Early in Searching for Hope, Tully calls Manual “a school on the edge. It wasn’t in chaos, but if school police and administrators let their guard down for even an hour or two, Manual would descend into that.” The school, which sits a couple miles south of the Soldiers and Sailors Monument, used to max out its 2,000-student capacity. When Tully arrived, in the fall of 2009, it enrolled only 947 students – and by the end of the year that number would drop below 750.

Even getting to 947 took work. When Tully accompanies Manual’s principal, an uninspiring bureaucrat, on his visits to absentee homes, they meet a mother whose son missed the first nine days of class. “He’s left for school every morning,” she says through her barely cracked apartment door. “He’s got a backpack, that’s all I know.”

The kids who make it to school don’t fare much better. Tully describes Manual as a place plagued by entropy and apathy. There’s no student council and no student paper. The yearbook folded a long time ago because most kids couldn’t afford one. School administrators, like the dean who drives a Hummer and tells girls to “keep an aspirin between your knees,” seem less lazy than actively sarcastic. It’s as if they’re contributing to their students’ problems instead of helping to solve them.

And then there’s the actual educating. Manual’s graduation rate bottomed out at 39 percent, and it’s easy to see why. Tully watches one math class where the teacher teaches for barely 30 minutes in a 45 minute period — and by “teaches,” he means that she reads from the textbook and scrawls on the chalkboard. “Of 18 students in the class,” he writes, “only four paid attention. The others slept, talked, or texted.”

Some Manual teachers do try hard. One spends her own money to keep the theater program going. When only a few kids try out, she rewrites Twelve Angry Men as A Jury of Six. When the crowds are small, she closes the curtain and moves the audience onto the stage — that way her students won’t have to stare into an empty auditorium.

But most of the people in Searching for Hope seem happy just avoiding chaos. That might explain one of the book’s problems: its story doesn’t develop and its characters don’t deepen. Tully never returns to that asleep-at-the-chalkboard teacher (or to her struggling students). Even his positive people never change or become more complex.

The other problem with Tully’s book is the way he keeps injecting himself in the story. Want to know why I hate reporters? Because they write far too many sentences like this: “I had spent a career bugging people for information, and I’d been in tougher locales than this, so I wasn’t too worried.” Tully never misses a chance to describe “jotting in [his] notebook” or to lament the decline of the newspaper industry.

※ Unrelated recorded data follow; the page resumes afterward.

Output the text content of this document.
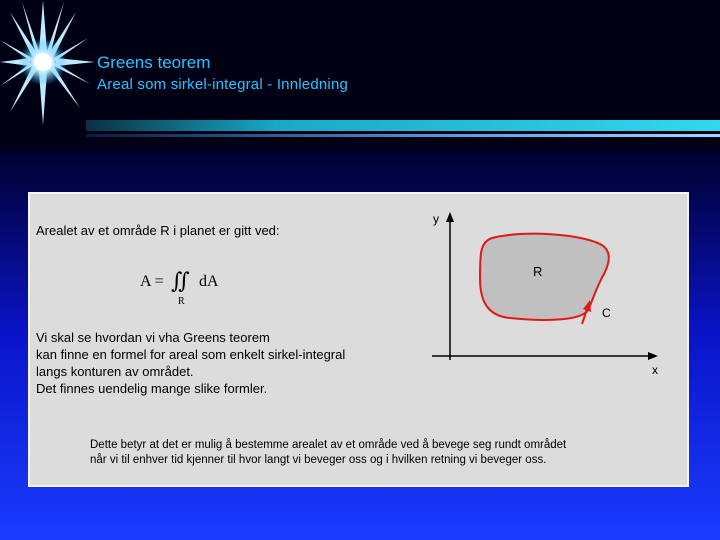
Greens teorem
Areal som sirkel-integral - Innledning
Arealet av et område R i planet er gitt ved:
A = ∬ dA
R
Vi skal se hvordan vi vha Greens teorem
kan finne en formel for areal som enkelt sirkel-integral
langs konturen av området.
Det finnes uendelig mange slike formler.
Dette betyr at det er mulig å bestemme arealet av et område ved å bevege seg rundt området
når vi til enhver tid kjenner til hvor langt vi beveger oss og i hvilken retning vi beveger oss.
y
x
R
C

Searching for Hope, in short, fails to capitalize on the things that can make nonfiction narrative so powerful. But there is one reason we should be glad this book exists. While Tully’s columns made a big difference at Manual — his Star readers helped restart the student paper and yearbook, among other projects — the school continued to struggle. In fact, last year the state decided to take over Manual and to turn it over to Charter Schools USA.

This fall, Manual will reopen as a for-profit charter, and it will be fascinating to see how things change. Tully’s book has given us the bleak before photo; Charter Schools USA will give us the after. But what we may learn, in the end, is that no one can fix Manual. After the state’s decision, the city sent students a simple form where they could mark whether they wanted to stay at the new Manual or to transfer to a different Indianapolis school. A third of the students never even bothered to fill it out.